Pleural lymphangitis in a chylothorax. The parietal pleura is covered with a network of ectatic lymphatic vessels (Courtesy C Boutin, Marseille, France)
The presence of lymphangitis (Figs. 14.2, 14.3, and 14.4), a disseminated pleural carcinomatosis (Fig. 14.5), and a performance status index lower than 70 have been associated with a poorer clinical course after the induction of pleurodesis (Vargas and Teixeira 1996). Finally, lung entrapment (Figs. 14.6, 14.7,and 14.8), either due to pleural loculations or to failure of pulmonary expansion, reduces the efficacy of pleurodesis, as well as increasing the risk of infections in the pleural space. Therefore, pleurodesis is not recommended under these conditions (Vargas et al. 2004).
Lymphangitis is frequently seen in cases of malignant pleural effusion. In some situations the lymphangitis can become thicker, resembling candle wax droppings (Courtesy C Boutin, Marseille, France)
In this case of malignant pleural effusion due to a primary lung adenocarcinoma, an irregular white network can be seen over the posterior parietal pleura (○). Fibrin deposits are visible on the lung (star) (Courtesy Ph Astoul, Marseille, France)
Malignant lymphangitis on the parietal pleura and costodiaphragmatic gutter (Courtesy Ph Astoul, Marseille, France)
A view of the costophrenic angle (arrow). The lung (○) and the posterior parietal pleura (□) are covered by multiple nodules (Courtesy Ph Astoul, Marseille, France)
Trapped lung (lower lobe) in a patient with a malignant pleural effusion (Courtesy C Boutin and Ph Astoul, Marseille, France)
This picture shows pleural lymphangitis, nodules, and fibrin deposits. There is an adhesion between the posterior parietal pleural (lower part of the pleural cavity) and the lower lobe of the left lung (Courtesy C Boutin, Marseille, France)
Even without a fibrotic inflammatory reaction of the visceral pleura, the lung can be trapped. This patient was diagnosed with a lung tumor of the lower lobe (star). This view shows the costodiaphragmatic angle with the lower part of the posterior parietal pleura (○) and the diaphragm (□) (Courtesy Ph Astoul, Marseille, France)
14.3 Types of Procedures
Pleurodesis can be achieved using a variety of stimuli: direct physical abrasion, instillation of caustic or irritating chemical substances (talc, doxycycline, silver nitrate, or bleomycin) into the pleural space, or immunological induction with Corynebacterium parvum, transforming growth factor beta (TGF-ß) or interferon-alpha 2 (IFN-a 2).
14.3.1 Mechanical Stimuli
Among the mechanical techniques employed, abrasion is the principal method. Abrasion is carried out during a surgical intervention, whether conventional or video-assisted, where the surgeon exfoliates the pleural mesothelium, creating friction with a rough-surfaced material (e.g., gauze). This irritation results in the desquamation of the mesothelium and activation of the inflammatory and coagulation pathways, with subsequent proliferation of fibroblasts and collagen deposition. This will result in pleural symphysis.
Pleural abrasion is not currently used in the control of recurrent neoplastic pleural effusions due to its lower efficacy, as well as to the high risk of bleeding in the regions involved by tumor and in addition, due to the theoretical possibility of malignant dissemination. Another inconvenience of pleural abrasion is that it requires surgical intervention.
14.3.2 Chemical Stimuli
Pleurodesis induced by chemical stimuli was first carried out at the beginning of the last century. There are references that, in 1901, Spengler injected silver nitrate into the pleural cavity for the control of recurrent pneumothorax (Vargas and Teixeira 1996).

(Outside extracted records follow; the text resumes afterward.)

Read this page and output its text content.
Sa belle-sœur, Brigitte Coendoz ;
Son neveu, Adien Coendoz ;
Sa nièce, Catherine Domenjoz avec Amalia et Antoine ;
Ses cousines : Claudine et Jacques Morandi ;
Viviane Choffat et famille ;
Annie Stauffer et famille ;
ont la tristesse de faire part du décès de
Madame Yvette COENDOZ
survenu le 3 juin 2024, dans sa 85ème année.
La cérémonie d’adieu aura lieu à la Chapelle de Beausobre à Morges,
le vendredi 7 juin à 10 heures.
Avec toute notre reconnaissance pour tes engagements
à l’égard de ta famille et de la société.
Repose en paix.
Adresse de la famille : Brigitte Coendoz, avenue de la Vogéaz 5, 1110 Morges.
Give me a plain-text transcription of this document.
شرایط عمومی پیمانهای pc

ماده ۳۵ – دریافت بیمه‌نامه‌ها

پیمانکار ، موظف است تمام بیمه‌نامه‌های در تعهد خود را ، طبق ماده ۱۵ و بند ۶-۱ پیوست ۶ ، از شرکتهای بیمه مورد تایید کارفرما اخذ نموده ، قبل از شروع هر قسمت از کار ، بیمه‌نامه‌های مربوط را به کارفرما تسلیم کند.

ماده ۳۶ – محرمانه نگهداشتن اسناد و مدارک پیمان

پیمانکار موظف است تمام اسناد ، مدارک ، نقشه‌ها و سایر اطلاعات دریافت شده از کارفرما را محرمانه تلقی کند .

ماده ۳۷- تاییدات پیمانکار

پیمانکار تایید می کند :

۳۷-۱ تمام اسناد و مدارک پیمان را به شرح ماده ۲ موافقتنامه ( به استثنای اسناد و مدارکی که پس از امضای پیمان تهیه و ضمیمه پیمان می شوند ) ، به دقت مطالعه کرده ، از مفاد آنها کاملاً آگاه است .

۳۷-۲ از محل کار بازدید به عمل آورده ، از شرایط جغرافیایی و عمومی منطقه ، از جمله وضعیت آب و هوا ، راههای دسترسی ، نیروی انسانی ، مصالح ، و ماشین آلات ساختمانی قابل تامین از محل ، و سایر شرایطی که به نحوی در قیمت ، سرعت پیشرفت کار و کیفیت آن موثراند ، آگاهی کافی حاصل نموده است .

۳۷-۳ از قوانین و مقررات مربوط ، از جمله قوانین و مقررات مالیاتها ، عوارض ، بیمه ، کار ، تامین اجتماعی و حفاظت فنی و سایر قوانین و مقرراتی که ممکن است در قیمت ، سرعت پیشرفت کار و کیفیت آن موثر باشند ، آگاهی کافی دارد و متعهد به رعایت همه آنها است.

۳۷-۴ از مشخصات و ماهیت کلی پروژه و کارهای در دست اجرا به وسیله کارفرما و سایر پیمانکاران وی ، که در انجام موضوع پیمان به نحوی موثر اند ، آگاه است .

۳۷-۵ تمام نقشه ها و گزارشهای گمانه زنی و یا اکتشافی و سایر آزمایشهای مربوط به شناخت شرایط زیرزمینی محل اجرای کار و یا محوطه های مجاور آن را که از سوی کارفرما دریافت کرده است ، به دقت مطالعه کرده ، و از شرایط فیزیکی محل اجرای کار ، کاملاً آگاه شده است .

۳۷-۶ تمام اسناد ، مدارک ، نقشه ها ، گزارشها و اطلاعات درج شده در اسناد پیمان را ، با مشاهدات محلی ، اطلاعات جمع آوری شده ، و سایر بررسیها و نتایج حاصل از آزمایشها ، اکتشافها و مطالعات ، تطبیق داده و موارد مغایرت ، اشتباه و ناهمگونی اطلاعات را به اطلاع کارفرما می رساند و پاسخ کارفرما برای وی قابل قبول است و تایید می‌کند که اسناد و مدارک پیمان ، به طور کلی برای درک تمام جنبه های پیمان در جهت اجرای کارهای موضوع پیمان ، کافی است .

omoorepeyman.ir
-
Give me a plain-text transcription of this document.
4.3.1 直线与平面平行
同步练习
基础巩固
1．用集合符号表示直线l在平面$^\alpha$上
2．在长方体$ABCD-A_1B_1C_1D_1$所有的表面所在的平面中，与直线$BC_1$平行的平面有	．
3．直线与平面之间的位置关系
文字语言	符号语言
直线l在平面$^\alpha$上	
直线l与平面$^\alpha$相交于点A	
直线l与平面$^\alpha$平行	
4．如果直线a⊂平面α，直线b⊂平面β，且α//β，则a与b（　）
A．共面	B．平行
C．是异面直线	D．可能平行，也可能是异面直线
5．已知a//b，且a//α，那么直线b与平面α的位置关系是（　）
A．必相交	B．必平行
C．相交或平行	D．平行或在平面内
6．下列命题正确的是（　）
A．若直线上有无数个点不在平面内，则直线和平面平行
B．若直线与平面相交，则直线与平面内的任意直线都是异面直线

Apparently, talc was first introduced into the pleural cavity, with the objective of collapsing the existing residual space after pulmonary TB by Bethune in 1935 (Vargas and Teixeira 1996). Since then, various substances have been used to induce pleurodesis. Chemical stimulation can be performed through various routes of access – pleurodesis can be achieved thoracosopically or through simple drainage.
Talc is classically considered the most efficacious sclerosant. When compared with other agents, it presents a relative risk of 1.34 for therapeutic success (95 % confidence interval: 1.16–1.55) with a success rate of over 90 % in most studies (Shaw and Agarwal 2004; Dresler et al. 2005). Talc has been considered the agent of choice, since it presents many of the characteristics cited in the definition of an ideal agent (low cost, wide distribution, easy administration, high efficacy, and low rate of side effects). Despite its low rate of complications, its use has been associated with acute respiratory distress syndrome. It is believed that this complication is related to the size of the talc particles. The smaller ones would be more easily absorbed from the pleural cavity and distributed throughout the circulation, resulting in a greater risk of remote complications and induction of cytokine-based systemic inflammatory reactions (Rehse et al. 1999; Maskell et al. 2004).